She put up with an employer who would have taxed the temper of a saint just so that Jake could eat well, live in a comfortable house and play in a spacious garden with lots of toys. So he had virtually nothing to call his own, and his clothes were all the twins’ hand-me-downs, but he was still too little to appreciate those facts. This year she had wanted to give him a proper Christmas, though. That was why she had dared to risk Claudia’s wrath to ask for more money, but the recollection of the earlier part of the evening could no longer hold her concentration…

It was almost impossible for her to believe that Wallace Neville was willing to entertain the butler’s daughter at his vast ancestral home.

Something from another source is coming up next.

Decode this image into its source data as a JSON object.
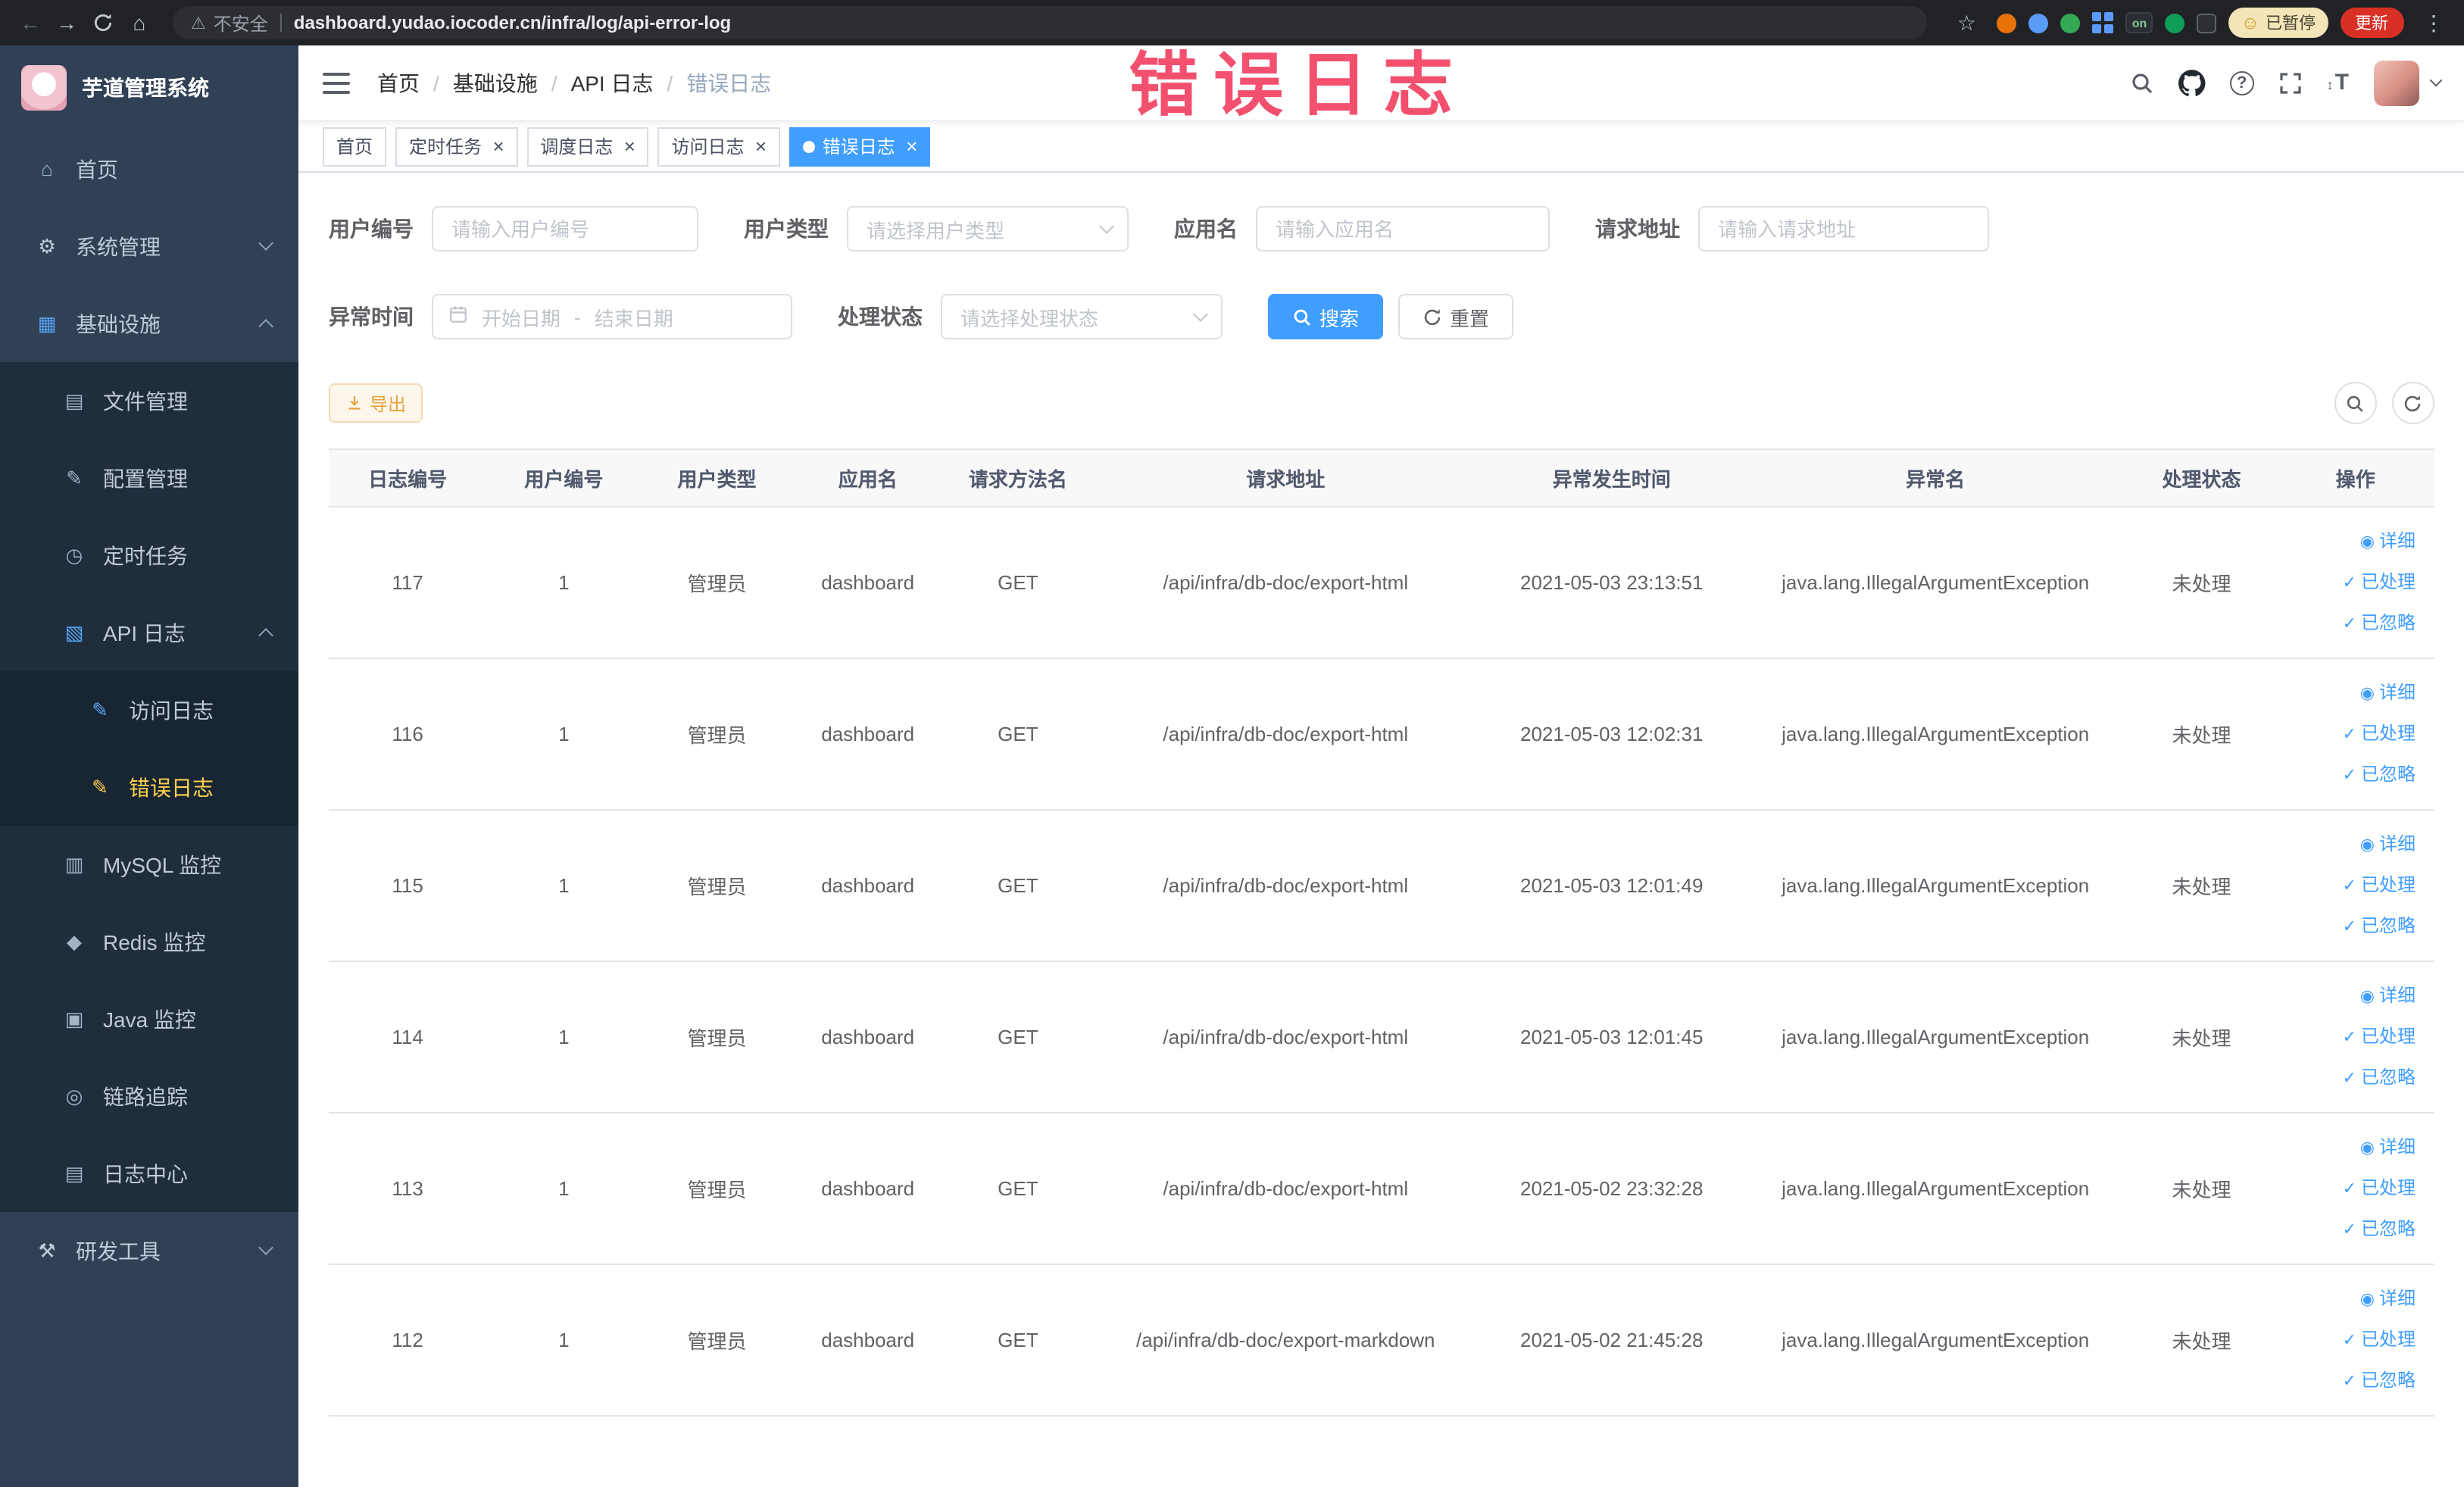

Would he have invited her to stay in the main house, or would he have expected her to squash herself back into her father and stepmother’s disgracefully damp and desolate little basement flat? And if Leo’s grandfather had offered her financial help, would she have been weak enough to accept it?

Uneasy with the thought, Angie tossed and turned sleeplessly. It was out of the question anyway. Claudia would blow a gasket if Angie demanded time off over Christmas, and until Jake was old enough to start nursery school at least the Dicksons were their security.

Even so, she still lay awake, staring into the darkness, helplessly remembering the first time she had seen Leo when she was thirteen. Every Christmas and every summer he had come to stay with his grandfather, and although his English was perfect he had remained quintessentially Greek. Exotic, fascinating and extravagantly handsome, he had become the natural focus of Angie’s first crush. Of course, eight years her senior, he had barely noticed that she was alive in those days.

During the summer when she was fourteen, Leo had brought a girlfriend with him. She had had a very irritating giggle. With intense amusement, Angie had watched Leo wince. But the following year laughter had been thin on the ground. Petrina Phillipides had come to visit—a porcelain-perfect and dainty little Greek heiress with a cloud of silky black hair and an elderly maiden aunt in tow as a chaperon. Angie had ground her teeth in disbelief while she had watched Leo fall in love. Couldn’t he see that Petrina was too spoilt, too conceited, too empty-headed, with her silly clothes and even sillier hairstyles, to provide lasting appeal for an intelligent man?

No, Leo had been blind, and the summer after that Petrina had had even better reason to look smug. She had been wearing Leo’s engagement ring. Angie had been aghast, but even then she hadn’t given up all hope. After all, many an engagement was broken before the altar was reached, she had reasoned, snatching at straws.

However, when Wallace had finally flown out to Leo’s wedding and no last-minute miracle had prevented the dreadful deed from being done, Angie had been inconsolable. But by then she had been seventeen, and thoroughly fed up with herself for ever having wasted time languishing over a male who had always been out of reach and who was now another woman’s husband. So she had started dating herself and, boy, had she dated! Her five-foot-ten-inch model-slim body, symmetrical features and waist-length mane of pale blonde hair had ensured that she was never short of eager admirers.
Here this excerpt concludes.